A) Evolution des technologies :  

    Aujourd’hui, la question de la R&D de défense se lie à la loi d’Augustine : Norman R. Augustine dans un ouvrage de 1982 indiquait ainsi qu’au vu des méthodes du Pentagone quant à l’acquisition de matériels et l’augmentation progressif des coûts, l’intégralité du budget de défense pourrait passer vers 2050 dans la fourniture d’un seul avion de combat. La R&D de défense est souvent dirigée vers les performances techniques : « the military is willing to spend a lot to achieve marginal improvements » (l’armée est prête à beaucoup dépenser pour obtenir des améliorations marginales) imposant des coûts toujours plus imposants. Ces coûts toujours plus importants40 rendent de plus en plus difficiles les développements nationaux et les coopérations en matière d’armement entre plusieurs pays commencent à s’imposer, à l’image des programmes Tempest, SCAF et MGCS : si l’indépendance technologique a été le moteur de la recherche de défense française, on n’hésite plus à parler de dépendance « mutuelle et consentie ». Le nouvel avion de combat SCAF associe ainsi la France, l’Allemagne et l’Espagne, malgré les nombreuses difficultés pour faire coïncider les intérêts nationaux et industriels de chacun des pays. À titre de comparaison, si le programme Rafale a été estimé en 2011 à un coût pour l’État de 43 milliards d’euros, le programme SCAF est estimé en 2020 à un coût compris entre 50 et 80 milliards d’euros. 

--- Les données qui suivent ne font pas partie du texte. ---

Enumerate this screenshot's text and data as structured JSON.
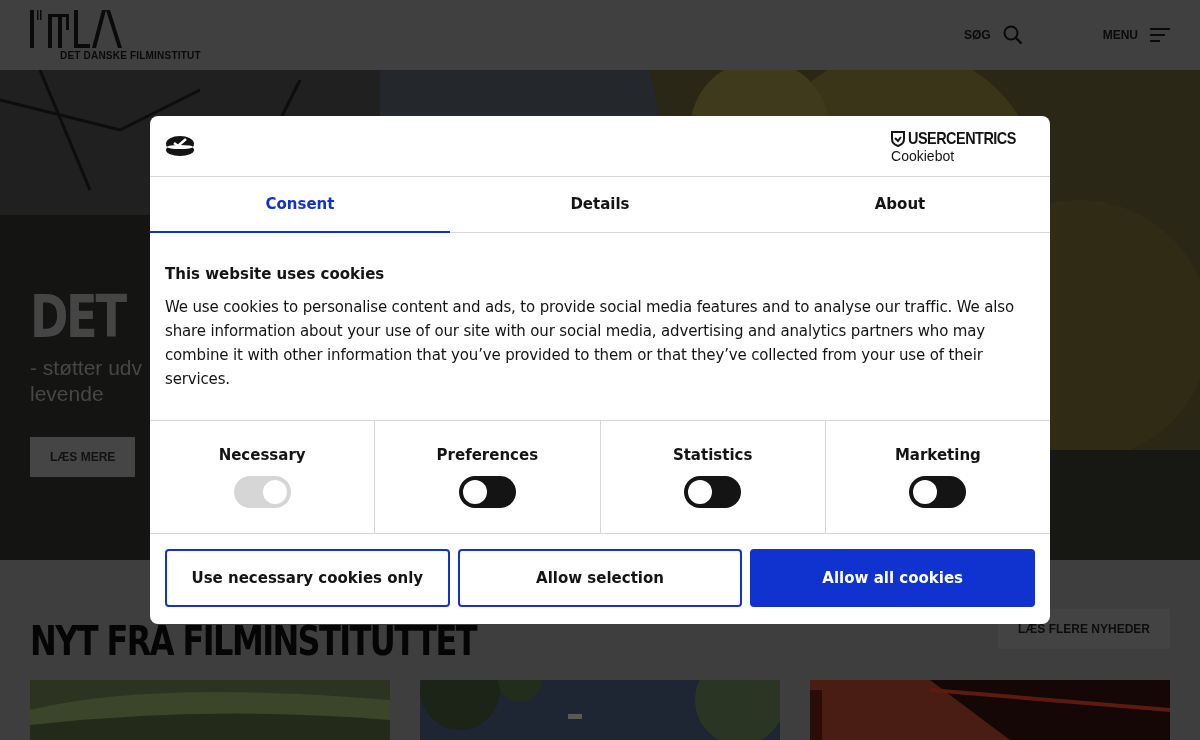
{
  "header": {
    "logo_caption": "DET DANSKE FILMINSTITUT",
    "search_label": "SØG",
    "menu_label": "MENU"
  },
  "hero": {
    "title": "DET",
    "subtitle_lines": [
      "- støtter udv",
      "levende"
    ],
    "button": "LÆS MERE"
  },
  "news": {
    "title": "NYT FRA FILMINSTITUTTET",
    "more_button": "LÆS FLERE NYHEDER"
  },
  "cookie_dialog": {
    "brand": "USERCENTRICS",
    "brand_sub": "Cookiebot",
    "tabs": [
      {
        "label": "Consent",
        "selected": true
      },
      {
        "label": "Details",
        "selected": false
      },
      {
        "label": "About",
        "selected": false
      }
    ],
    "heading": "This website uses cookies",
    "body": "We use cookies to personalise content and ads, to provide social media features and to analyse our traffic. We also share information about your use of our site with our social media, advertising and analytics partners who may combine it with other information that you’ve provided to them or that they’ve collected from your use of their services.",
    "categories": [
      {
        "label": "Necessary",
        "on": true,
        "disabled": true
      },
      {
        "label": "Preferences",
        "on": false,
        "disabled": false
      },
      {
        "label": "Statistics",
        "on": false,
        "disabled": false
      },
      {
        "label": "Marketing",
        "on": false,
        "disabled": false
      }
    ],
    "buttons": [
      {
        "label": "Use necessary cookies only",
        "kind": "outline"
      },
      {
        "label": "Allow selection",
        "kind": "outline"
      },
      {
        "label": "Allow all cookies",
        "kind": "primary"
      }
    ]
  }
}
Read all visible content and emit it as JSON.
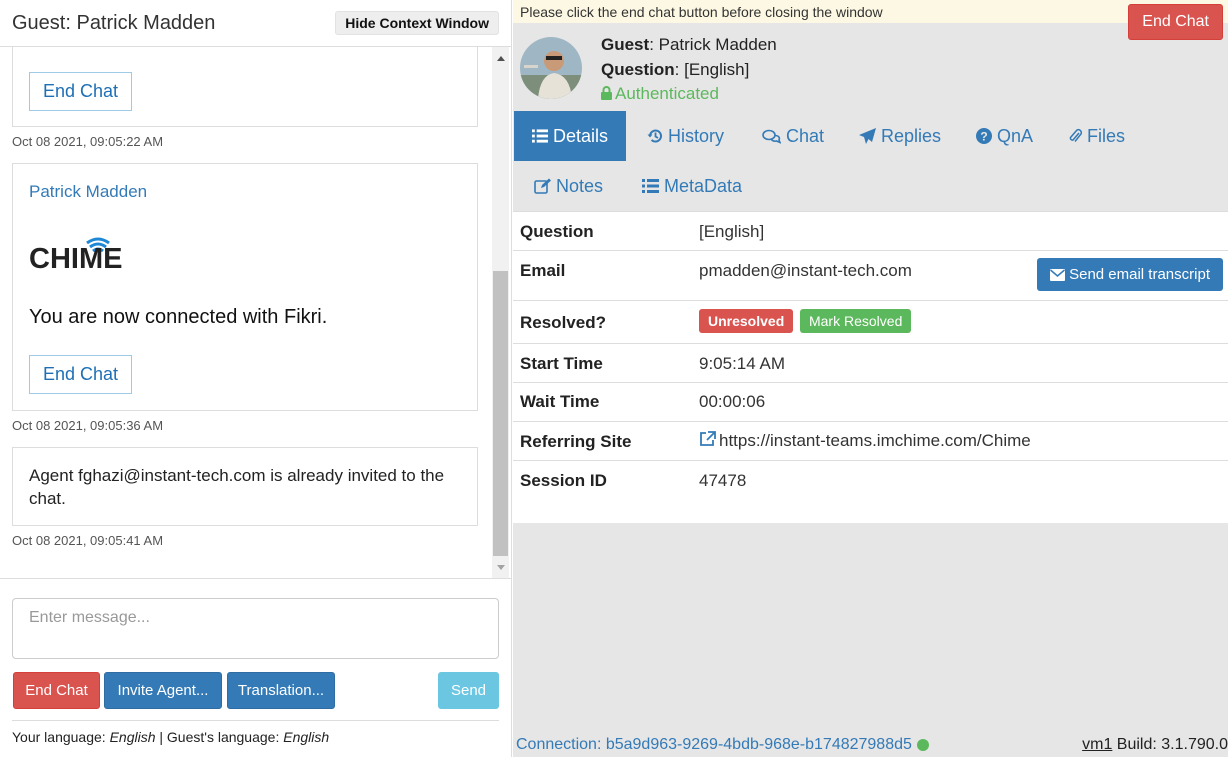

    Pire encore, face aux guerres asymétriques où des insurgés équipés d’armes légères et de petits calibres peuvent résister à des armées technologiquement supérieures grâce à ce qu’on appelle des « technologies nivelantes », le coût important des technologies se pose. En Afghanistan, l’armée américaine s’est ainsi retirée après vingt ans d’opération, malgré sa supériorité technologique. La R&D de défense, sans s’essouffler, semble ainsi en partie victime de son mode d’organisation : le développement en silo et les liens limités avec le monde civil en matière de confidentialité et même d’usage des technologies grèvent aujourd’hui son développement. Les armées étudient par exemple l’hypervélocité des missiles, une technologie qui ne devrait pas avoir d’usage civil potentiel, ce qui implique donc des coûts non négligeables.

    En ce qui concerne ce hiatus grandissant, les efforts de R&D des grands groupes industriels et commerciaux ont largement dépassé les efforts de la R&D de défense : si la R&D de défense américaine équivalait à 32% de la R&D mondiale en 1960, celle-ci est passée en 2018 à 3,7 %45 . Ces progrès de la R&D développée hors du monde de la défense se voient particulièrement à travers les nouvelles technologies de l’information et de la communication, où l’on observe un certain retard d’adaptation du monde de la défense face au monde civil. Les grandes entreprises civiles du domaine, Google, Amazon, Facebook, Apple, Microsoft (GAFAM) et leurs équivalentes chinoises Baidu, Alibaba, Tencent et Xiaomi (BATX), ont ainsi les moyens de financer une puissante R&D dans le domaine des télécommunications ou même de la réalité virtuelle. En 2021, le ministère de la défense américain a ainsi passé commande à Microsoft pour la fourniture de casques de réalité augmentée à usage militaire. 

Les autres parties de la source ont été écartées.